6.1.15

Iceberg

Confesso que este frio que se abateu sobre o Natal, e sobretudo na Passagem de Ano, me fez procurar estrangeirismos relacionados com esta sensação que nos traz a uns encolhidos, a outros recolhidos. Depois, como se jogasse ao “Stop” e numa associação de ideias, lembrei-me da palavra iceberg.
Apenas 10% destas montanhas de gelo, que é a tradução literal da palavra que designa precisamente esse fenómeno de gelo flutuante no mar, fica visível na superfície. Os restantes 90% do seu volume estão dentro de água e é isso que faz deles um grande perigo para a navegação marítima.
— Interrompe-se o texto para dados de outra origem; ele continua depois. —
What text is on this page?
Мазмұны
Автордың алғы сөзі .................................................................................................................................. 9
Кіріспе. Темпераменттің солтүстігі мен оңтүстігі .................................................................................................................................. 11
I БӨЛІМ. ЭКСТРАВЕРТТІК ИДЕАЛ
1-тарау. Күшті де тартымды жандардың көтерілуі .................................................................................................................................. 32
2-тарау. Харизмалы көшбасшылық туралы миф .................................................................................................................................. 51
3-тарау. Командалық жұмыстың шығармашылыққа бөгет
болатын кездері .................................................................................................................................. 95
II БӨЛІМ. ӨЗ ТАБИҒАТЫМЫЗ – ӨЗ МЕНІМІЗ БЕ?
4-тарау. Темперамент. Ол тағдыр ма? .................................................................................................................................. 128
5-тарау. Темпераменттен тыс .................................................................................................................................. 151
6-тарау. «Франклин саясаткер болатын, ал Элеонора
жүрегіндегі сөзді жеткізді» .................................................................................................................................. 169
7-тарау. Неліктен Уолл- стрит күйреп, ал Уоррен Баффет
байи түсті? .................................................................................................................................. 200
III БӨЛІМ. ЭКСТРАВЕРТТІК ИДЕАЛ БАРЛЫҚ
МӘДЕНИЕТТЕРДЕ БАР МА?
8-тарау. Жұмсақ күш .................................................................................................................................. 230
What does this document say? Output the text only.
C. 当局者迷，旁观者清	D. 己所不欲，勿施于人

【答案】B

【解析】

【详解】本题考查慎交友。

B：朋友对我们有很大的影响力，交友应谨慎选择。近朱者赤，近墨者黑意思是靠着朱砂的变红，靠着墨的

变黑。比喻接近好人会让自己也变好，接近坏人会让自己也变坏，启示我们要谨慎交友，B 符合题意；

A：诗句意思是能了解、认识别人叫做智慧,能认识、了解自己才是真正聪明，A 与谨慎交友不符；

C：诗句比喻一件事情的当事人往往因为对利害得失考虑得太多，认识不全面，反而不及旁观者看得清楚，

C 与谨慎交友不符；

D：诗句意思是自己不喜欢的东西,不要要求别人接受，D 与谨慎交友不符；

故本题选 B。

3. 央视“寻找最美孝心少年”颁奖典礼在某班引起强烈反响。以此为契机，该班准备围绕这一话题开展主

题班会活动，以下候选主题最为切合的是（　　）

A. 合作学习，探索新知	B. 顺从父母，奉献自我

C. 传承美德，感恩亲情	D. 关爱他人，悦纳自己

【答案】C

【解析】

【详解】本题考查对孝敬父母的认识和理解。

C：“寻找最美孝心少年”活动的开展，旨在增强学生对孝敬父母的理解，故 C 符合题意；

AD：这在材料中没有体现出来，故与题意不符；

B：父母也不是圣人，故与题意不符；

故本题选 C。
Por causa dessa característica dos icebergs é que surgiu a expressão que diz que "isto é apenas a ponta do iceberg", expressão que significa que determinado acontecimento ou assunto é apenas o começo, ou uma pequena parte, de um problema ou situação muito maior e complexa. Tudo normalmente conotado com coisas más e raramente surpresas agradáveis.
Curioso é que também na cultura organizacional se utiliza o conceito de iceberg  para explicar a constituição de uma companhia ou empresa. Fazendo uma analogia com o iceberg, a menor parte do bloco de gelo que fica visível sobre a linha da água representa os resultados de uma empresa e que são apresentados publicamente. Já a maior parte, sob a linha de água, simboliza a estrutura e organização responsável pelos resultados da "superfície do iceberg". Esta parte representa todos os setores "invisíveis" de uma empresa. Quem fala de empresas, fala da vida de instituições a que, ou estamos efetivamente ligados, ou acabamos por muitas vezes conhecê-las apenas por essa parte menor e, no entanto, a única visível. E como é fácil que nos convençam, e até nos iludam, de que o que se vê na ponta do iceberg é que é aquilo sobre o que devemos tomar posição e formar uma opinião! Como se o que realmente importasse permanecesse secreto ou escondido do comum dos mortais e só acessível a iniciados…
O país democrático que conhecemos há 40 anos tem-nos permitido, talvez mais a sensação do que efetivamente, irmos conhecendo mais sobre determinados processos e sobre o funcionamento de certas instituições que determinam a nossa vida pública, mas até em alguns casos a privada. No entanto, nem sempre os cidadãos comuns fomos suficientemente aliciados a saber mais, ou acabámos por nos desinteressar face à complexidade do que “está abaixo da linha de água”. Limitamo-nos, muitas vezes, a apenas avaliarmos os restantes 90% de um assunto pelos 10% que queremos, ou nos deixam, ver. Uma espécie de confiança que ao invés de se tornar cega, como apesar do adjetivo euforicamente poderia acontecer, fica nas mãos dos que fazem desses 10% aquilo que lhes importa dar a conhecer. Daí, talvez, a crise de confiança que está definitivamente diagnosticada nos cidadãos.   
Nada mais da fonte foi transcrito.